By STEVE GALLUZZO | Sports Editor
When the pressure built in the third set of last Thursday’s City Individual doubles final, senior Jack Harrington didn’t flinch. He implored partner Tomas Huttepain to keep the ball in and in the end the Palisades High pair outlasted Sebastian Prokic and Shaan Londhe of Granada Hills, 7-5, 4-6, 6-4, at Balboa Sports Center in Encino.
“Credit to them—they’re a different team than the one we saw last time,” said Harrington, a Trinity College commit who finally added an individual crown to his four team titles. “This is right up there with winning nationals my junior year.”
Harrington and Huttepain handily beat the Highlanders’ duo in the team finals two weeks prior but the rematch proved to be a different story.
“Jack told me if we didn’t win he’d break his racquet,” Huttepain joked. “I was struggling a lot with my serve and I played passively but he said ‘Stay back and I’ll make magic happen.’”
Harrington poached to stab a forehand volley into the corner to break Prokic in the sixth game of the third set and Huttepain held to bring the Dolphins’ duo within one game of victory.
However, Londhe held serve and Harrington was broken to pull the second-seeded Granada Hills tandem within 5-4. A code violation pushed the top-seeded Palisades pair to match point inthe no-ad scoring format and Prokic double faulted on the winner-take-all deuce point to end the match.
Harrington paired with Danilo Milic to take third last year while teammates Lincoln Bellamy and Henry Lovett won the title.
Huttepain follows in the footsteps of his older brother Diego (now a senior), who won two City doubles titles before reaching the singles final last spring, when the Dolphins achieved the tennis “triple crown” by sweeping the team, singles and doubles titles.
In last Thursday’s third-place match, Highlanders Aryan Salian and Sam Blumkin avenged a 7-5 loss in the team finals with a 6-3, 6-4 over Palisades’ Souma Hayakawa and Adam Glickman.
“I played really bad today… my legs weren’t moving at all,” Hayakawa said.
“It came down to five or six crucial points,” Glickman added.
Having lost to runner-up Mike Mkrtchian in two tight sets in the singles semifinals, the resilient Milic rebounded to beat Maximus Catabona of Birmingham, 6-3, 6-2, in the third-place match.
“I’d never played him before but what I try to do in those situations is figure them out in warm-up.
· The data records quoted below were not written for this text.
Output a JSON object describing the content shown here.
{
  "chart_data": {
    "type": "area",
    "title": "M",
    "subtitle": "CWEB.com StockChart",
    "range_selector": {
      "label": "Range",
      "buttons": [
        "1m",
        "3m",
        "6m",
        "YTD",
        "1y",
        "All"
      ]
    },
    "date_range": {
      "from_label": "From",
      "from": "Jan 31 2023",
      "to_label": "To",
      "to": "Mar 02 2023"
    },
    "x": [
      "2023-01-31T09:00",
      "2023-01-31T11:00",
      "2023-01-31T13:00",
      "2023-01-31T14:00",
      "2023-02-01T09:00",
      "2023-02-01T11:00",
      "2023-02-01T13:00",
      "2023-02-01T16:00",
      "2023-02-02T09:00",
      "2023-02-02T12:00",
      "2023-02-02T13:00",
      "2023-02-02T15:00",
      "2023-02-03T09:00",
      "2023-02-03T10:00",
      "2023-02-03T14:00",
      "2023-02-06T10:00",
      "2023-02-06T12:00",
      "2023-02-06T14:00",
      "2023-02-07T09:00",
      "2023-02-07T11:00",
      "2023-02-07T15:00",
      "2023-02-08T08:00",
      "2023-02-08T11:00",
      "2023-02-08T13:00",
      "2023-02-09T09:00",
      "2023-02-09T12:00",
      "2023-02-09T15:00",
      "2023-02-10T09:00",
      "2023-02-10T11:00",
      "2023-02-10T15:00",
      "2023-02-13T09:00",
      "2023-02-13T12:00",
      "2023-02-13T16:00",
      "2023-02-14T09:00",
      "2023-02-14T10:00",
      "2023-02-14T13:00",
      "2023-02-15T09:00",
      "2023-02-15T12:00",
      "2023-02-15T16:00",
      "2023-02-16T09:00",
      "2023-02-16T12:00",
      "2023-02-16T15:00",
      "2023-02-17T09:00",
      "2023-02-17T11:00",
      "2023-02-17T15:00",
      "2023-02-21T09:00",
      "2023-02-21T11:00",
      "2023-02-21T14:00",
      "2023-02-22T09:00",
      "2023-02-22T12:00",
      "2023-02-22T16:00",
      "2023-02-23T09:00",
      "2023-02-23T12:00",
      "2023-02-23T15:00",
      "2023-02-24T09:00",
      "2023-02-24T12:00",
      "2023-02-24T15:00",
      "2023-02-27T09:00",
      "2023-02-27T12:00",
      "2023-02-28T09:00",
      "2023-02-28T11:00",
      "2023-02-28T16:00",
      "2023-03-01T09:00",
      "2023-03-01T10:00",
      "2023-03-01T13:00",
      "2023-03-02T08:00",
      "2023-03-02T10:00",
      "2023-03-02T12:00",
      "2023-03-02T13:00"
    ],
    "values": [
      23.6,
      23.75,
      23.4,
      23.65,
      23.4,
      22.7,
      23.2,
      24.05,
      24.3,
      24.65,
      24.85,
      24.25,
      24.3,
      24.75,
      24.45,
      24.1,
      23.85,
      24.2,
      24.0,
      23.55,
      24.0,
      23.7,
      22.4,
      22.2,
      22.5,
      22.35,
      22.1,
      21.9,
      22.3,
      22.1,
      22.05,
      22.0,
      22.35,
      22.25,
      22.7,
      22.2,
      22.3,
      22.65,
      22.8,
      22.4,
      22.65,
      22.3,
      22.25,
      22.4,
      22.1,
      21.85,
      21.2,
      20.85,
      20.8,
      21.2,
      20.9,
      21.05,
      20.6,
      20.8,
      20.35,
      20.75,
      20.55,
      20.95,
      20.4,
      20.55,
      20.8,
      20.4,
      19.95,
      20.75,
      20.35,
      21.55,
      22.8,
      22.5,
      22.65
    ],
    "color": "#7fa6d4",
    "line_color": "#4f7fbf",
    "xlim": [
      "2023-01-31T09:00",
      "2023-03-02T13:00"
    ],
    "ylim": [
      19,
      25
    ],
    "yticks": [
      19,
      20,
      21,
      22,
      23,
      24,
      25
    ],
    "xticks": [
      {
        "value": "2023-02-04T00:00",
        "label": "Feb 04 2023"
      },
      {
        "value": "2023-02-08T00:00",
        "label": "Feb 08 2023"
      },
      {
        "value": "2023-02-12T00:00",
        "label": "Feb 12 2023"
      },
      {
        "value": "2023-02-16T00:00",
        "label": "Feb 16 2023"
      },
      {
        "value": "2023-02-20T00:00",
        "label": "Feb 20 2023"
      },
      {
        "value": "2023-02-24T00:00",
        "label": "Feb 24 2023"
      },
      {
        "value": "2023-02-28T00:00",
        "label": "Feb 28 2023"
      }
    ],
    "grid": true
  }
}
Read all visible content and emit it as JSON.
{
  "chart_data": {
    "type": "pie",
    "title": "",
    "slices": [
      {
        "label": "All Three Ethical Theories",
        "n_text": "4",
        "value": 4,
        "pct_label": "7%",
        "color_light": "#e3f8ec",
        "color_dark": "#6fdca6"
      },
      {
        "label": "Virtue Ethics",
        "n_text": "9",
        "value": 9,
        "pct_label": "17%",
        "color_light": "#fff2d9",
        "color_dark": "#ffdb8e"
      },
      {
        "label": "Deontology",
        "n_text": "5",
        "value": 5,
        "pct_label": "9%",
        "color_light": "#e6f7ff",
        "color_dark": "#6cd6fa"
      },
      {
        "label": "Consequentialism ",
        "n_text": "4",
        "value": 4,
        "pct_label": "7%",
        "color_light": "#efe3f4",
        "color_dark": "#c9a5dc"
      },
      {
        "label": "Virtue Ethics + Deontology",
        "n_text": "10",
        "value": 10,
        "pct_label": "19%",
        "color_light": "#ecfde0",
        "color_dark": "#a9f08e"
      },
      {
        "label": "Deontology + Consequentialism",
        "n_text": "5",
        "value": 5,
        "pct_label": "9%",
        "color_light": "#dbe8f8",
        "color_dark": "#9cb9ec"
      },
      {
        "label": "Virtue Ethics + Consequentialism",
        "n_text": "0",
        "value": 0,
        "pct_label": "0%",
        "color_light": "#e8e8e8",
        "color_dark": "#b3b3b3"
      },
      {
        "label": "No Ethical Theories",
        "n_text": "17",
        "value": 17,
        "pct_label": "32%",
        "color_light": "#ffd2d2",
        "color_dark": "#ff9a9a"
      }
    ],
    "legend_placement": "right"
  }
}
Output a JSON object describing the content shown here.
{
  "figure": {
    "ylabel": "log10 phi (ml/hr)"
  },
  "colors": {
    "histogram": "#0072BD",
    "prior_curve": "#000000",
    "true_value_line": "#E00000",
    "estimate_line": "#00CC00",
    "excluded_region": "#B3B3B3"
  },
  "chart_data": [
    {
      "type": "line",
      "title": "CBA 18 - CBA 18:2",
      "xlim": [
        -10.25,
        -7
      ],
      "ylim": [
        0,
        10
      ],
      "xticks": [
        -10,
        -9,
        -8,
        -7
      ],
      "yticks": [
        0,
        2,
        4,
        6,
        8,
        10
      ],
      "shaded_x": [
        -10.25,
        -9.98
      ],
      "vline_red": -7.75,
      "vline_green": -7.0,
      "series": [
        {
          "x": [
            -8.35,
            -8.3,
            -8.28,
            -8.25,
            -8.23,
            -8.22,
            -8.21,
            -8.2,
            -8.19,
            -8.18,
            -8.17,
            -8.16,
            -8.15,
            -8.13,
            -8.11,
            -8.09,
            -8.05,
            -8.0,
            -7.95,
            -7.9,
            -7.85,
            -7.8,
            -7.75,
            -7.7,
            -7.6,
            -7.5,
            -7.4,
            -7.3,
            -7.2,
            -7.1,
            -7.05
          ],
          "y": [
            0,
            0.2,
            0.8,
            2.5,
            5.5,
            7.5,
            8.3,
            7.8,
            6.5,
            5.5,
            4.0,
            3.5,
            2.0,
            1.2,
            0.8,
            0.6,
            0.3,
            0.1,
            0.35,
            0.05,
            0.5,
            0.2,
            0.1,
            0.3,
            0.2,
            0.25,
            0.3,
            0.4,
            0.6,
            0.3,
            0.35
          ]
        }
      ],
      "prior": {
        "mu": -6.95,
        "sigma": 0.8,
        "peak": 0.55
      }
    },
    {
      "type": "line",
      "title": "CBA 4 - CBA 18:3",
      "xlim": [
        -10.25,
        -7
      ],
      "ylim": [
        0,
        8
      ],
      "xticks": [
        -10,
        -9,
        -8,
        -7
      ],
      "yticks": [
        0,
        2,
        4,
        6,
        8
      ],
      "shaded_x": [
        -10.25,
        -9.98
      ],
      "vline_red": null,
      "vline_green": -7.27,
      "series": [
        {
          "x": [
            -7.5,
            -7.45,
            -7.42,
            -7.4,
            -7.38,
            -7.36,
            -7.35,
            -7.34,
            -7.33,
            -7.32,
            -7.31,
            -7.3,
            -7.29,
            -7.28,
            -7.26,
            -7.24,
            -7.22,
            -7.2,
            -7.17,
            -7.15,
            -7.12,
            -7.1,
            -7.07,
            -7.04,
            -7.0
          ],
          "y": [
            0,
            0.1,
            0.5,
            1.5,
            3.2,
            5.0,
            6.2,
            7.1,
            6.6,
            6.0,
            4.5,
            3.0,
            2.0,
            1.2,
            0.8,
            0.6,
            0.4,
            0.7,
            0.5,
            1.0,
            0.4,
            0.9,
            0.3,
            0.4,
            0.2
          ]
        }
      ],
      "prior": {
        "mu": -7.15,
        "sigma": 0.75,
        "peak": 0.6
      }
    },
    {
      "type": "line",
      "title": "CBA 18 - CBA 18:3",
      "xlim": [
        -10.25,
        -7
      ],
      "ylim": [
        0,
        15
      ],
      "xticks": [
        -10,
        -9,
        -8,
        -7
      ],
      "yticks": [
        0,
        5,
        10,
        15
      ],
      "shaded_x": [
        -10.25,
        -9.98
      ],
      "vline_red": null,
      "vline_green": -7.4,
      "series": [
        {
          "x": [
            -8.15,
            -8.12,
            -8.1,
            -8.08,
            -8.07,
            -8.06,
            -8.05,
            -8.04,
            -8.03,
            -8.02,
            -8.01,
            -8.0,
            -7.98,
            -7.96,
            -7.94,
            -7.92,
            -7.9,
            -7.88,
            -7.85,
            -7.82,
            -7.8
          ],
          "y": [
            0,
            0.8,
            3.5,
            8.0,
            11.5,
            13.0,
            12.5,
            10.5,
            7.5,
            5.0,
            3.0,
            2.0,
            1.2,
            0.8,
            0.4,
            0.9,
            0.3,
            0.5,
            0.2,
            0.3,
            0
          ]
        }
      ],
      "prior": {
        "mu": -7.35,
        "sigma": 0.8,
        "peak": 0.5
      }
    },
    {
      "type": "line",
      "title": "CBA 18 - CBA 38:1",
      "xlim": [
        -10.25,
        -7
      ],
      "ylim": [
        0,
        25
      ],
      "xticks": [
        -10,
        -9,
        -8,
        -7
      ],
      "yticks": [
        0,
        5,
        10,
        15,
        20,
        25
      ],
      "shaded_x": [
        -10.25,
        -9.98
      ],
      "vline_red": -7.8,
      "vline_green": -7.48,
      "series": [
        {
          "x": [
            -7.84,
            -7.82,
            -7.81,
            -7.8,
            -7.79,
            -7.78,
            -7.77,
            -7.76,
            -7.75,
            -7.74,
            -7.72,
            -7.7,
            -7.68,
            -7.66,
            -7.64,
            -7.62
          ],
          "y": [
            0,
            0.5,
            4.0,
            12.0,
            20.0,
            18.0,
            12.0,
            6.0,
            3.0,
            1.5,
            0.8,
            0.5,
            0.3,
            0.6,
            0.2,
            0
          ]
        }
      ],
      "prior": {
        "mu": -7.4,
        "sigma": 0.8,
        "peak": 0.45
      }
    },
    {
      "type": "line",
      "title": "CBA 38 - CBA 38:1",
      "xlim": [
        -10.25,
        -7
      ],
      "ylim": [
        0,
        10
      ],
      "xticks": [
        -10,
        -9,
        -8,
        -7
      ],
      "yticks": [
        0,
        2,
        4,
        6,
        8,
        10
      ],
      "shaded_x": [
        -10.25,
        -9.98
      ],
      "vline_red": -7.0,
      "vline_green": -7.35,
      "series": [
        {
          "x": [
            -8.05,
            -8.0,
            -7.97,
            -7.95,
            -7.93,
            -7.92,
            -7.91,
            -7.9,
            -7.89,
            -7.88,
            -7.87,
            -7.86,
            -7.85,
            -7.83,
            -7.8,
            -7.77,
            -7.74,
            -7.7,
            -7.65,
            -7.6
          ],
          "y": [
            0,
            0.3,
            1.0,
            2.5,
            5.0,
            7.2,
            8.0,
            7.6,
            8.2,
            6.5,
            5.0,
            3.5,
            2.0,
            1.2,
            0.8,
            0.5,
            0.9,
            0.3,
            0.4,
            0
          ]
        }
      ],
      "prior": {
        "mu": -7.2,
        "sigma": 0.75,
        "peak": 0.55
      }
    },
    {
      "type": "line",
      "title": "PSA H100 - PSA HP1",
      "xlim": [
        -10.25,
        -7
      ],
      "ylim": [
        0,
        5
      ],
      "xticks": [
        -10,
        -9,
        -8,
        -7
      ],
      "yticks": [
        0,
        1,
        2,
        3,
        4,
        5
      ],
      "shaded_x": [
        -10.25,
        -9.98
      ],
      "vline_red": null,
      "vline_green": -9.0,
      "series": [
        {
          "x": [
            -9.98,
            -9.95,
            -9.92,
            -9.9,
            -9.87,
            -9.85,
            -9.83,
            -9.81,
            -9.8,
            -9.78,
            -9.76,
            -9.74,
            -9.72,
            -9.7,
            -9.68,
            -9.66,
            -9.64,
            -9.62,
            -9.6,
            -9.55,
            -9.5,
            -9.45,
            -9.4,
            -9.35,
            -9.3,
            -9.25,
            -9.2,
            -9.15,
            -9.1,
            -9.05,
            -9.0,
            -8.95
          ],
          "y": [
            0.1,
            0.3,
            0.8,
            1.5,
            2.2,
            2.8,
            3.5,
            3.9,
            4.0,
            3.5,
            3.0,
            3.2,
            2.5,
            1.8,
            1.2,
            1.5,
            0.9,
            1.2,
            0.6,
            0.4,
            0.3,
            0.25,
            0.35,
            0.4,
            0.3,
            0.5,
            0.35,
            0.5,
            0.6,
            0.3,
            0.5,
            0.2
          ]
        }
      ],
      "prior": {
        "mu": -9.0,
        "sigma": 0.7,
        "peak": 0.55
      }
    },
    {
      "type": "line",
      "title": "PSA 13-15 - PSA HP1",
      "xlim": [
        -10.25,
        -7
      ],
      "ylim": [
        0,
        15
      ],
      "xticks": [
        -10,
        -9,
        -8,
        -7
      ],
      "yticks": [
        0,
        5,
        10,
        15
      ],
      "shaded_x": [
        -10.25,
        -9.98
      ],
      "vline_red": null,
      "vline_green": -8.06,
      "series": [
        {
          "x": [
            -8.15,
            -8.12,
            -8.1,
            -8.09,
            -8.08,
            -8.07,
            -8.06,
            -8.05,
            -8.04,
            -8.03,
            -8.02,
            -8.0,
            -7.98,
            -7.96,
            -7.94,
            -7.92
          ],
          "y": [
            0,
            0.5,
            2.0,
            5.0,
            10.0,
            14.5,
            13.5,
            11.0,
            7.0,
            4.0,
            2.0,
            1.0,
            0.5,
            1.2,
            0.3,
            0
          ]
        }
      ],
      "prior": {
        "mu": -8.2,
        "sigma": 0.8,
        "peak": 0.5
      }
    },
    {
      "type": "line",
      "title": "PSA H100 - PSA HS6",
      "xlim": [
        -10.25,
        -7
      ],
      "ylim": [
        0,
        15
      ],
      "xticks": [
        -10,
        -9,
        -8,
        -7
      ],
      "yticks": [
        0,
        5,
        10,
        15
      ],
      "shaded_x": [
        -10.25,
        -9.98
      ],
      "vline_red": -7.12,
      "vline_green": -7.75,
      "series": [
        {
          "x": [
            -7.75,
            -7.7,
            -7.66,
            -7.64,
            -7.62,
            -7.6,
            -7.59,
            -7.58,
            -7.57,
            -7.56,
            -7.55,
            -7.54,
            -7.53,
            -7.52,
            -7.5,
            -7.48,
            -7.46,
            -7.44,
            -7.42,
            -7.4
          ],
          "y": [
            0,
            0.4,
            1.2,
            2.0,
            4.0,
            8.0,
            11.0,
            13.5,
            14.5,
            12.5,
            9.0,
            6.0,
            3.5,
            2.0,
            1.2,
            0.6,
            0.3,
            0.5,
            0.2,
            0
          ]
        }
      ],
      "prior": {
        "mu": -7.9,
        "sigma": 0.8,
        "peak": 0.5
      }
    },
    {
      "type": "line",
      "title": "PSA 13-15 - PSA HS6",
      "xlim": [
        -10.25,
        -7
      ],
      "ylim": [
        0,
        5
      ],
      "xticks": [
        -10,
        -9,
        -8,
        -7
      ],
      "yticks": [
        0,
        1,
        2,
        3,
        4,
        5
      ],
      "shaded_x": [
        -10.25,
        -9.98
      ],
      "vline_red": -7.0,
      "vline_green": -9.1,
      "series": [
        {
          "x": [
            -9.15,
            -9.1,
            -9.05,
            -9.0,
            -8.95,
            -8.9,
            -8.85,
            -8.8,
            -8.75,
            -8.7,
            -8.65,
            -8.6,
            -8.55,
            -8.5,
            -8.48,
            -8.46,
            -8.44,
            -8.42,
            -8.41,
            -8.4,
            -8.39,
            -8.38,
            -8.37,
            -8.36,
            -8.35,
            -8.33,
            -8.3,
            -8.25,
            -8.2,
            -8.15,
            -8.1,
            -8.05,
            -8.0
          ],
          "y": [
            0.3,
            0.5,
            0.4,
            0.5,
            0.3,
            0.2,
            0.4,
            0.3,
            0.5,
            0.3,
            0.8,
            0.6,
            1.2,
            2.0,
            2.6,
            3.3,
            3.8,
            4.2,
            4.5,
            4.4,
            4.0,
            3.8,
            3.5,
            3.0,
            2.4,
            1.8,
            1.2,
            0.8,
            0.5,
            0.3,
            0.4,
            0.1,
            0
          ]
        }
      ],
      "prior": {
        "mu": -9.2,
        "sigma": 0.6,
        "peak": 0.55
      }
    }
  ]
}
I realized I needed to hit heavy to his backhand and use jamming serves to the body to handcuff him,” said the seventh-seeded Milic, who upset second-seeded Daniel Lin of Granada Hills in the quarterfinals. “It was very important for me to win today. I took a year and a half break. I was burned out on tennis, I didn’t practice much but I still played for the team. The key to beating Daniel [Lin] was keeping a high fighting spirit and making him work for every point. He’s one of the best guys I’ve played but that match proved to me that numbers don’t matter. Whoever has the will to win can do it. Next year I think I can accomplish more feats both in City and at Ojai.”